Lipid accumulation in NPC mutant mice. (A) Liver cholesterol and dietary plant sterols (campesterol, sitosterol, and sitostanol) determined by gas chromatography at 28 and 50 days. (B and C) Thin-layer chromatography (TLC) and quantitation of lipids in liver. (D and E) TLC and quantitation of lipids in brain. (B and D) Left to right: main lipids, gangliosides, neutral glycolipids. Note: in the TLC of neutral glycolipids, GalCer resolves into two bands depending on fatty acid composition and in D; the upper GalCer band and GlcCer are not resolved. The tissue weight equivalent is indicated below. Wt, wild type control; C1, C2, and C1;C2, NPC1, NPC2, and NPC1;NPC2 mutant mice, respectively.
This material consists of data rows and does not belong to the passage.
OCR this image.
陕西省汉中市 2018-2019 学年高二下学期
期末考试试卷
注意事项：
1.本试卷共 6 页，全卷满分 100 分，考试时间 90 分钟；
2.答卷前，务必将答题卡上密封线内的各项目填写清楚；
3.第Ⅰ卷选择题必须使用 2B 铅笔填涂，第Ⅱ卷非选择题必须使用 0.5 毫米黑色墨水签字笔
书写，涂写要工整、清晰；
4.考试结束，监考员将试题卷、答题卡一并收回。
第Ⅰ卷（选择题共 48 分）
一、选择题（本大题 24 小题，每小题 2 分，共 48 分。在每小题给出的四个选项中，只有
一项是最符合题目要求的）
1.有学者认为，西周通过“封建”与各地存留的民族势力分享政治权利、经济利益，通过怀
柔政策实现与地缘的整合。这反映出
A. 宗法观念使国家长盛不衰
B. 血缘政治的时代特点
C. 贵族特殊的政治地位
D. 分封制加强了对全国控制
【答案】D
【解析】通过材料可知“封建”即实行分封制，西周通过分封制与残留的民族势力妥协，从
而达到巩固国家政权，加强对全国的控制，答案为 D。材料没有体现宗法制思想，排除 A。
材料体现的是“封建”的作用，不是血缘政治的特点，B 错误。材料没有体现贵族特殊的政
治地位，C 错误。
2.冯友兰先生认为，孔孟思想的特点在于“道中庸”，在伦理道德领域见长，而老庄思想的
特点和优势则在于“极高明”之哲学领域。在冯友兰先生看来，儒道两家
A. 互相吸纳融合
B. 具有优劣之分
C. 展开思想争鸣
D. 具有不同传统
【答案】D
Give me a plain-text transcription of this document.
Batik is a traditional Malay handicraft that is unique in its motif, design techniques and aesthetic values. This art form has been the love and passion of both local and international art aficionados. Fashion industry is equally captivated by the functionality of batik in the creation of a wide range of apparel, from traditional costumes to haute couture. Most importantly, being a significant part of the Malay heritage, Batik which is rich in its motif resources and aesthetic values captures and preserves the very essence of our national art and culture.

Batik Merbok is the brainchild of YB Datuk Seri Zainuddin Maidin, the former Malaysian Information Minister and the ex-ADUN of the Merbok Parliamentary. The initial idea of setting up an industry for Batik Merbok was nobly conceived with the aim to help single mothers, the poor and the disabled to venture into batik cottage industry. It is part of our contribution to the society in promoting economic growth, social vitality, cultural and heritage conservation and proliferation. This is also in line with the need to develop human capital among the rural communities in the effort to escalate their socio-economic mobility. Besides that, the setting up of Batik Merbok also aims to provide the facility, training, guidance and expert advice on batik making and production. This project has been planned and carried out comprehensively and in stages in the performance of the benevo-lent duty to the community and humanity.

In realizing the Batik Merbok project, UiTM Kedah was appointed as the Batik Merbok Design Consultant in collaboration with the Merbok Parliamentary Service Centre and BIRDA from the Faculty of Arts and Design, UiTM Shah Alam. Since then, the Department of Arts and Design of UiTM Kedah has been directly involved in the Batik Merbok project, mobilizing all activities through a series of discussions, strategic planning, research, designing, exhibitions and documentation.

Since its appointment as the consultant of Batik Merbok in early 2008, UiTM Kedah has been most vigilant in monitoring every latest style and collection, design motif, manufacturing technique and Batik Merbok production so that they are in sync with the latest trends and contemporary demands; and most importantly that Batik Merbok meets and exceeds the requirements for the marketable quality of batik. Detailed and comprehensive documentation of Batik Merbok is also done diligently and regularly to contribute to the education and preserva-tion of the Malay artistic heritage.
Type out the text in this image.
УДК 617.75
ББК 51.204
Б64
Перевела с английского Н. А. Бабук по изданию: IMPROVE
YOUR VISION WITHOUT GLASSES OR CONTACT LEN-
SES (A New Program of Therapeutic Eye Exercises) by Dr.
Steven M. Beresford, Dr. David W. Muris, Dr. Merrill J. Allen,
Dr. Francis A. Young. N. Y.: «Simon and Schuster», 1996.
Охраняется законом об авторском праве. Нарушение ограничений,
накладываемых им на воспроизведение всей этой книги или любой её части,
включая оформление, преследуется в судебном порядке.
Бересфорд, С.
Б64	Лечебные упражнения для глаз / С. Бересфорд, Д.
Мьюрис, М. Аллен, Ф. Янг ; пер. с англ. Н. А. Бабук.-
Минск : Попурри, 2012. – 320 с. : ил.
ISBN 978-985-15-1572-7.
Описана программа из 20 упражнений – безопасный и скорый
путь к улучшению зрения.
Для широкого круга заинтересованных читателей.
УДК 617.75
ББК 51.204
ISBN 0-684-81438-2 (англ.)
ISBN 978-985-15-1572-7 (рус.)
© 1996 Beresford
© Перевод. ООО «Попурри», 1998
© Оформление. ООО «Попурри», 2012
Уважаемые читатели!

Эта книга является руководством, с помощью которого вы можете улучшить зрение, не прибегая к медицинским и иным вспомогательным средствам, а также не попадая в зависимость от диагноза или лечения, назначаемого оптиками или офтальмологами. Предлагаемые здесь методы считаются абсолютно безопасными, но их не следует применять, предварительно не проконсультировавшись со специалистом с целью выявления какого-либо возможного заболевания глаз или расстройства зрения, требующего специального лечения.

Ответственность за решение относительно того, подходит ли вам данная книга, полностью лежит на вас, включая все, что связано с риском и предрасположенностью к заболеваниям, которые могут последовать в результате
Chol, cholesterol; GlcCer, glucosylceramide; LBPA, lyso(bis)phosphatidic acid; SPM, sphingomyelin; LacCer, lactosylceramide; GalCer, galactosylceramide; GD+GT+GQ, di-, tri-, and tetrasialogangliosides. Mice were in a mixed C57BL6/129SvEv/BALBc background.

Fig. 4.

Neurodegenerative changes affecting cerebellar Purkinje cells. Calbindin-stained sections of cerebellum from wild-type (Wt), NPC1, NPC1;NPC2, and NPC2 mutant mice at (A) 7 and (B) 11 wk of age. (C) A calbindin-stained Purkinje cell in an NPC2 hypomorph mouse cerebellum showing neurodegenerative changes (dendritic and axonal swellings, upper and lower arrows, respectively) typical of all three disease models. (D) Parvalbumin–immunoreactive axonal enlargements (spheroids) in the deep white matter of a cerebellar folium (arrows) of an NPC2 hypomorph mouse that are typical for all three models. Nissl counterstain. Mice were in a mixed C57BL6/129SvEv/BALBc background. [Bars = 500 μm(A), 1,100 μm(B), and 80 μm(D).]

Fig. 5.

Ultrastructure of neuronal storage material by electron microscopy. (Bar = 0.25 μm.) Mice were 7 wk old and in a mixed C57BL6/129SvEv/BALBc background.

Fig. 6.

Lipid storage in NPC mutants. Examples of individual neurons shown by * over nucleus. Mice were 7 wk old and in a mixed C57BL6/129SvEv/BALBc background. [Bars = 25 μm (GM2 and GM3 ganglioside immunocytochemistry) and 15 μm (cholesterol detection by filipin staining)].